Please don't question what I need to use it for if it is correct. 
I'm trying to find the way to say "I'm horny" in Korean...
Please tell me if there is a better way!!


----------



## kenjoluma

꼴리다 as.... to get an erection or aroused?
Wow.

If you say I *am* horny, you don't need to use the perfect tense. 

Well, if you watch a picture of some poor girls who can't afford the proper clothes to cover themselves, you can say, "와, 이 사진 정말 꼴리네."

꼴린다, 꼴리네 etc. in a present form are generally used. Please be _*extremely*_ cautious that this verb is not perfectly equivalent to "horny" in English, unless you want a slap in your face. Seriously.


----------



## terredepomme

It's more natural to omit 난.
Note that in Korean, a subject does not always have to be stated.
난 추워 (x) 추워 (o) = I'm cold
난 목말라 (x) 목말라 (o) = I'm thirsty


----------



## oloekis

Does not 꼴리다 mean something like `to get mad`? For sure It is kind of slang, right?  Don`t like this word personally, for it feels like to hear baby talk from sane old man no matter who the speaker would be.


----------



## kenjoluma

littlemonyou said:


> does not 꼴리다 mean something like `to get mad`? For sure it is kind of slang, right?  Don`t like this word personally, for it feels like to hear baby talk from sane old man no matter who the speaker would be.



원래의 의미는 '수컷의 성기가 발기하다'라는 의미입니다. 이것이 훗날 파생되어 '흥분하다', '화가 나다'라는 의미로 되었고요. 하지만 여전히 원래의 의미로도 쓰입니다. 
제 주변에서는 특히... '엄청 꼴리는데' 뭐 이런 식으로 쓰는... 음... 더 이상 자세한 설명은 생략하고요.


잘은 몰라도 '네 꼴리는 대로 해라'라는 말은 많이 쓰지 않나요?


----------



## Jackie4ever

There are certain situations it is more appropriate to put "난" .
 For example, when your friend is saying watching something erotic
 "이거 흥분되네." which could mean "it makes me carried away or excited" 
you can say "난 벌써 꼴렸어." here, 난 has the connotation of "for me" or "in my case".


벌써 means already
난 is a shortened form of 나는
꼴렸어 is a slang.

If you simply want to say I got turned on. or I have an eretion using a Korean slang, simply say 나 꼴렸어, not 나는 꼴렸어. 

more examples.

Person ㄱ: 나 더워.
Person ㄴ: 난 추워.
ㄱ: 나 배고파.
ㄴ: 난 배 안 고파.


----------



## Jackie4ever

If I wanted to simply say "I am sexually excited." I am with my girl friend, I would just say, 나 흥분돼(I am excited) in the right moment.
If I wanted to say I am sexually excited in a funny way when I am with my friend when seeing or watching something erotic.

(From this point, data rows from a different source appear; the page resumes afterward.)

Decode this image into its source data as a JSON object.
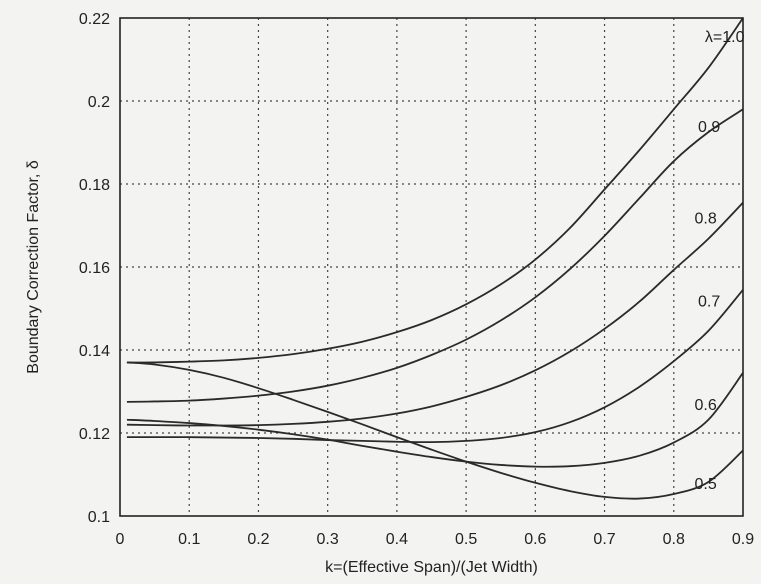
{
  "chart_data": {
    "type": "line",
    "title": "",
    "xlabel": "k=(Effective Span)/(Jet Width)",
    "ylabel": "Boundary Correction Factor, δ",
    "xlim": [
      0,
      0.9
    ],
    "ylim": [
      0.1,
      0.22
    ],
    "grid": true,
    "x_ticks": [
      "0",
      "0.1",
      "0.2",
      "0.3",
      "0.4",
      "0.5",
      "0.6",
      "0.7",
      "0.8",
      "0.9"
    ],
    "y_ticks": [
      "0.1",
      "0.12",
      "0.14",
      "0.16",
      "0.18",
      "0.2",
      "0.22"
    ],
    "x": [
      0.01,
      0.05,
      0.1,
      0.15,
      0.2,
      0.25,
      0.3,
      0.35,
      0.4,
      0.45,
      0.5,
      0.55,
      0.6,
      0.65,
      0.7,
      0.75,
      0.8,
      0.85,
      0.9
    ],
    "series": [
      {
        "name": "λ=1.0",
        "values": [
          0.137,
          0.137,
          0.1372,
          0.1375,
          0.1381,
          0.139,
          0.1403,
          0.142,
          0.1443,
          0.1472,
          0.151,
          0.1558,
          0.1618,
          0.1694,
          0.1787,
          0.1881,
          0.198,
          0.208,
          0.22
        ]
      },
      {
        "name": "0.9",
        "values": [
          0.1275,
          0.1276,
          0.1278,
          0.1283,
          0.129,
          0.13,
          0.1314,
          0.1333,
          0.1357,
          0.1388,
          0.1425,
          0.1471,
          0.1527,
          0.1595,
          0.1675,
          0.1765,
          0.1855,
          0.1925,
          0.198
        ]
      },
      {
        "name": "0.8",
        "values": [
          0.122,
          0.1219,
          0.1218,
          0.1218,
          0.1219,
          0.1222,
          0.1227,
          0.1235,
          0.1247,
          0.1264,
          0.1287,
          0.1315,
          0.1351,
          0.1396,
          0.1451,
          0.1516,
          0.1593,
          0.1668,
          0.1755
        ]
      },
      {
        "name": "0.7",
        "values": [
          0.119,
          0.119,
          0.119,
          0.1189,
          0.1188,
          0.1186,
          0.1183,
          0.1181,
          0.1179,
          0.1178,
          0.1181,
          0.1188,
          0.1202,
          0.1226,
          0.1262,
          0.1311,
          0.1373,
          0.1446,
          0.1545
        ]
      },
      {
        "name": "0.6",
        "values": [
          0.1232,
          0.1229,
          0.1224,
          0.1217,
          0.1208,
          0.1197,
          0.1184,
          0.1169,
          0.1155,
          0.1142,
          0.1131,
          0.1123,
          0.1119,
          0.112,
          0.1128,
          0.1145,
          0.1177,
          0.1232,
          0.1345
        ]
      },
      {
        "name": "0.5",
        "values": [
          0.137,
          0.1365,
          0.1352,
          0.1333,
          0.1308,
          0.128,
          0.1251,
          0.1221,
          0.119,
          0.116,
          0.1131,
          0.1104,
          0.108,
          0.106,
          0.1046,
          0.1042,
          0.1053,
          0.1082,
          0.1158
        ]
      }
    ]
  }
}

I would say. 이거 꼴리네.


----------



## Mouze

Ahah thank you everyone!!


----------



## 한국어

No, don't use 나 꼴렸어. Despite what many people seem to believe, it's really an awkward word to use in real life. And besides, Koreans don't tend to be straightforward in such a context (and others).

Say instead "나 오늘 달아올라".


----------



## coolbrz

이런 표현은 티비에서 본건 아닌것 같은데 ,, 일상적인 대화에서 안나올테니 무시하셔도 될듯...


----------